Rowan Williams, the Archbishop of Canterbury, said: “Early Christianity was not an opting out of politics, but a living out of another kind of political identity and vision. You learn the deepest kind of civic responsibilty and civic virtue in this community. In the ancient world, this identity of being a Christian and the political expectation of the Roman empire came to a deadly collision, resulting in the martyrdom of many Christians. Church argues about what is good for the human race, in the light of what God has shown concerning the calling and dignity of the entire humanity.”

About 100 years ago, John Neville Figgis, an Anglican theologian, wrote about how the Church should be seeking to shape public opinion. “The Church ought to be a place where people were educating one another about civic questions, human dignity, liberty, responsibility and the creation of a sustainable environment.” He stated: “The first business of the Church is to live differently, to be the kind of community where civic dignity is all the time being developed and explored. That civic dignity becomes the organ by which people are instructed to go out into the wider society and talk about what is good for the wider community. The better we get at that argument within the Church, the better we shall get at arguing about the values and visions that we derive from what God has done. Church thus beomes a place where image, ideals and policies are generated and thought through in a way that allows them to move into wider discussions.” In other words, the Christians should shake themselves out of the salt-shaker.

Over the years, I have come to know of several Christian leaders belonging to different denominations (Anglican, Methodist, Charismatic, Pentecostal, Independent, etc) who play politics within the Church. For selfish reasons, they create division within the congregations and indulge in corrupt practices while dealing with finances and church properties. (As I write, a news clipping about the demeaning activities of a Pentecostal Pastor is on my desk.) More often than not, the quarrels and conflicts have expressed themselves in personal power plays, political maneuverings, strong-minded and selfish members determined to get their way, stubborn Pastors who intimidate and bully the members, unbending and tight-fisted committee members who refuse to listen to reason, and those who seem to delight in stirring up others through rumours and gossip.
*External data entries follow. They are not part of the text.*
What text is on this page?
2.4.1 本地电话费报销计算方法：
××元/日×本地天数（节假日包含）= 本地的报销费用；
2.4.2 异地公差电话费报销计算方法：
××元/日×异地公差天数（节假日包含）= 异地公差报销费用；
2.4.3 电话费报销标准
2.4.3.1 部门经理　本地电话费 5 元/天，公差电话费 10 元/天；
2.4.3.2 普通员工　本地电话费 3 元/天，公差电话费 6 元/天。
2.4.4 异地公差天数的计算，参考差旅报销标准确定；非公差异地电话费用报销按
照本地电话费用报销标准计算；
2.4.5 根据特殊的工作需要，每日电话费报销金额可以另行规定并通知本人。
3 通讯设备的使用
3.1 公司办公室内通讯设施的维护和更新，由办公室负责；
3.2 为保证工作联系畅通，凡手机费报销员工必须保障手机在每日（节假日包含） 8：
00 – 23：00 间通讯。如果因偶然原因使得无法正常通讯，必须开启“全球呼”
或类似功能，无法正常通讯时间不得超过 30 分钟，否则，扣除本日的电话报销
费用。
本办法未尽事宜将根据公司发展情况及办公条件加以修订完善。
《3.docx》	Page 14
Often the nasty infighting among us is embarrassingly petty and dirtier than the tricks played by regular politicians. We may be adults in age and height, but we can be awfully childish in attitude. The world has a field day watching us quarrel for the silliest of reasons (James 4:2). Litigation has led to severe indictment of several of these persons by the judges. A number of such leaders have also been punished by the Church. However, the number of such politicians in the Church is steadily growing. The saying goes:“Wherever there is light, there are bugs”; and the bugs are on the increase! We never learn to make the transactions transparent and the leaders accountable. We seem to think that our job is limited to “pay and pray.” It also appears that we are resigned to think that Christians living in close harmony is next to impossible.
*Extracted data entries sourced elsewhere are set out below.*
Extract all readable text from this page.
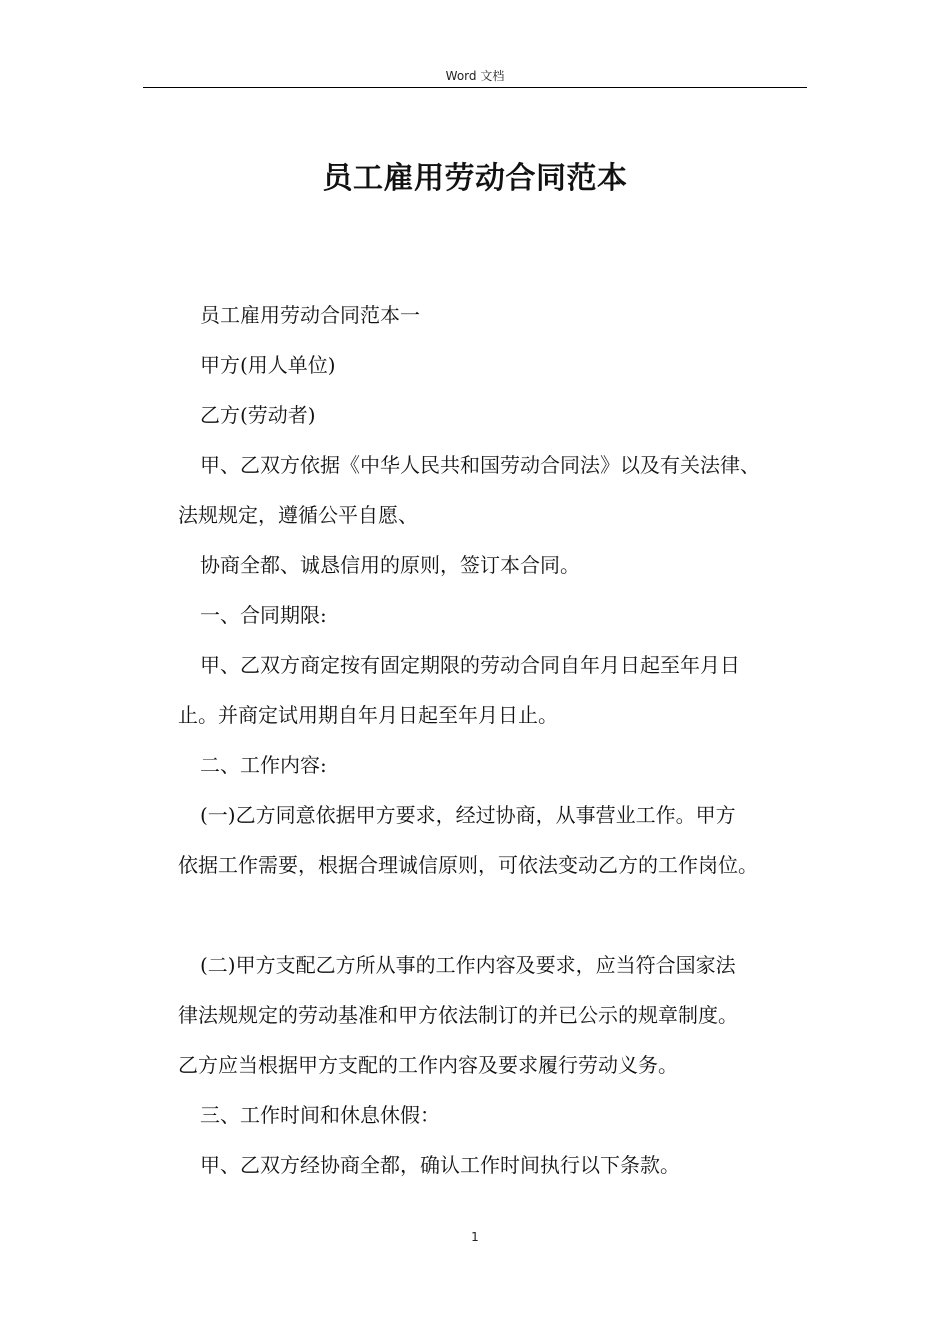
Word 文档
员工雇用劳动合同范本

员工雇用劳动合同范本一

甲方(用人单位)

乙方(劳动者)

甲、乙双方依据《中华人民共和国劳动合同法》以及有关法律、

法规规定，遵循公平自愿、

协商全都、诚恳信用的原则，签订本合同。

一、合同期限:

甲、乙双方商定按有固定期限的劳动合同自年月日起至年月日

止。并商定试用期自年月日起至年月日止。

二、工作内容:

(一)乙方同意依据甲方要求，经过协商，从事营业工作。甲方

依据工作需要，根据合理诚信原则，可依法变动乙方的工作岗位。

(二)甲方支配乙方所从事的工作内容及要求，应当符合国家法

律法规规定的劳动基准和甲方依法制订的并已公示的规章制度。

乙方应当根据甲方支配的工作内容及要求履行劳动义务。

三、工作时间和休息休假：

甲、乙双方经协商全都，确认工作时间执行以下条款。

1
It is for the Church to show to the world what makes a good citizen, a good city and a good society. As citizens of heaven, Christians should live differently to form intelligent, prayerful public opinion within the Church’s own membership and then move into the wider society. Think, act and speak for the common good set before us in that transforming vision of the Body of Christ, in which no one lives for himself alone. In this context, I recall an Office Order issued by Dr.HomiBhabha, the founder of the atomic energy programme in our country. He emphasised that what is done in the Department of Atomic Energy (DAE) should not only be right and safe, but also be such that the rest of the country can be asked to emulate. Can we implement a similar requirement for the members of the Church and thus be an example for the world to emulate? So help us God.